Since you apparently know precisely how everything works, I'm not sure why we're involved at this point.
Huhuhuhu. Incorrect, comrade.
This is why we are involved:
The question you ask is whether pcie 3.0 will be split to x8 / x8 if you use the second slot instead of first.
Depends on mobo but it will have no affect on your graphic card performance. Consider this: a rather intensive graphic card like 1080 ti has a bandwidth of about 1.3 GB/s. A 2x connection of pcie 3.0 will suffice not to bottleneck it (4.0 GB/s). So 8x is still an overkill.

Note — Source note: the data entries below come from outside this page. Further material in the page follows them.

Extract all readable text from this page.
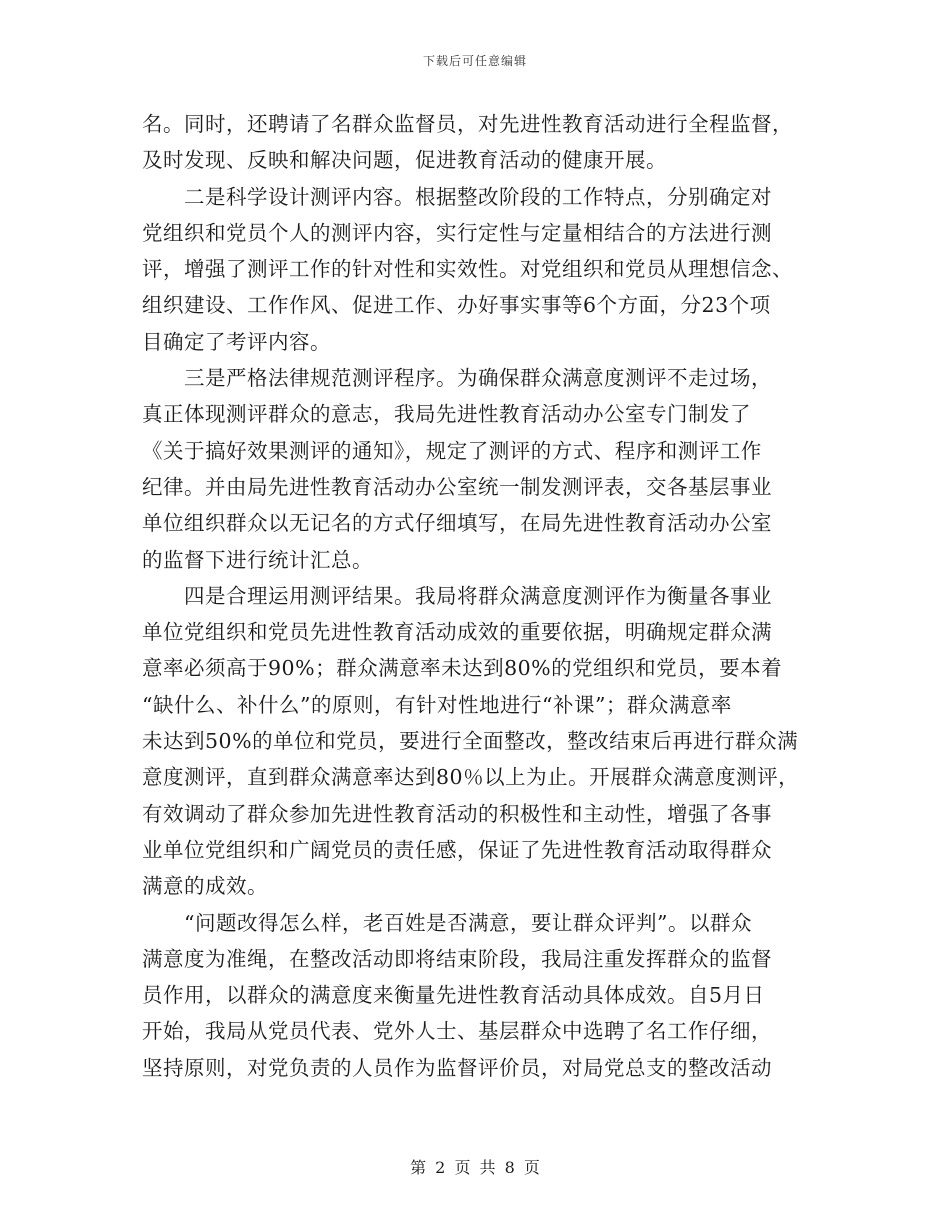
下载后可任意编辑
名。同时，还聘请了名群众监督员，对先进性教育活动进行全程监督，
及时发现、反映和解决问题，促进教育活动的健康开展。
　　二是科学设计测评内容。根据整改阶段的工作特点，分别确定对
党组织和党员个人的测评内容，实行定性与定量相结合的方法进行测
评，增强了测评工作的针对性和实效性。对党组织和党员从理想信念、
组织建设、工作作风、促进工作、办好事实事等6个方面，分23个项
目确定了考评内容。
　　三是严格法律规范测评程序。为确保群众满意度测评不走过场，
真正体现测评群众的意志，我局先进性教育活动办公室专门制发了
《关于搞好效果测评的通知》，规定了测评的方式、程序和测评工作
纪律。并由局先进性教育活动办公室统一制发测评表，交各基层事业
单位组织群众以无记名的方式仔细填写，在局先进性教育活动办公室
的监督下进行统计汇总。
　　四是合理运用测评结果。我局将群众满意度测评作为衡量各事业
单位党组织和党员先进性教育活动成效的重要依据，明确规定群众满
意率必须高于90%；群众满意率未达到80%的党组织和党员，要本着
“缺什么、补什么”的原则，有针对性地进行“补课”；群众满意率
未达到50%的单位和党员，要进行全面整改，整改结束后再进行群众满
意度测评，直到群众满意率达到80％以上为止。开展群众满意度测评，
有效调动了群众参加先进性教育活动的积极性和主动性，增强了各事
业单位党组织和广阔党员的责任感，保证了先进性教育活动取得群众
满意的成效。
　　“问题改得怎么样，老百姓是否满意，要让群众评判”。以群众
满意度为准绳，在整改活动即将结束阶段，我局注重发挥群众的监督
员作用，以群众的满意度来衡量先进性教育活动具体成效。自5月日
开始，我局从党员代表、党外人士、基层群众中选聘了名工作仔细，
坚持原则，对党负责的人员作为监督评价员，对局党总支的整改活动
第 2 页 共 8 页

Consider another sitution, which I have experience in: you have a mobo that triggers pcie 3.0 on second slot ONLY if you put your graphics card into the second slot, else is pcie 2.0, and worse, it will only run at 4x speed even if it opens up pcie 3.0. This is still a good slot to work for a power heavy intensive graphic card nevertheless (as of 2021), as the bandwidth overhead of pcie 3.0 4x is 1GB/s x4 = 4 GB/s.
Why would anyone use a second slot instead of a first slot for graphic cards? Sometimes it is broken, or sometimes the slot is just too small because of RAM placement. But nowadays, this is an option if you want to run an NVME at full speed but your second slot only supports pcie 2.0 x4 (like a H97 PRO), this is one way to go about forcing the mobo to provide a pcie 3.0 x4 (or 8x) on the second slot. Flipping the graphic card into the second slot will certainly reduce bandwidth but yet not bottle the graphics card AT ALL. Then you get best of both worlds- a non-bottlenecked nvme blazing at 4GB/s for big file transfers and migrations using NVME, and also a graphic card that still works at pcie 3.0 speed, albeit at 4x (if you mobo is a better one, it would be 8x).
The same strategy will work on mobo with pcie 4.0 only for the first slot but has a pcie 3.0 second slot that can work at 4.0 at specific situations like I mentioned, and you want to run a gen 4 NVME at read/write ~8,000 MB/s.
Never underestimate the intelligence of the hive mind (community).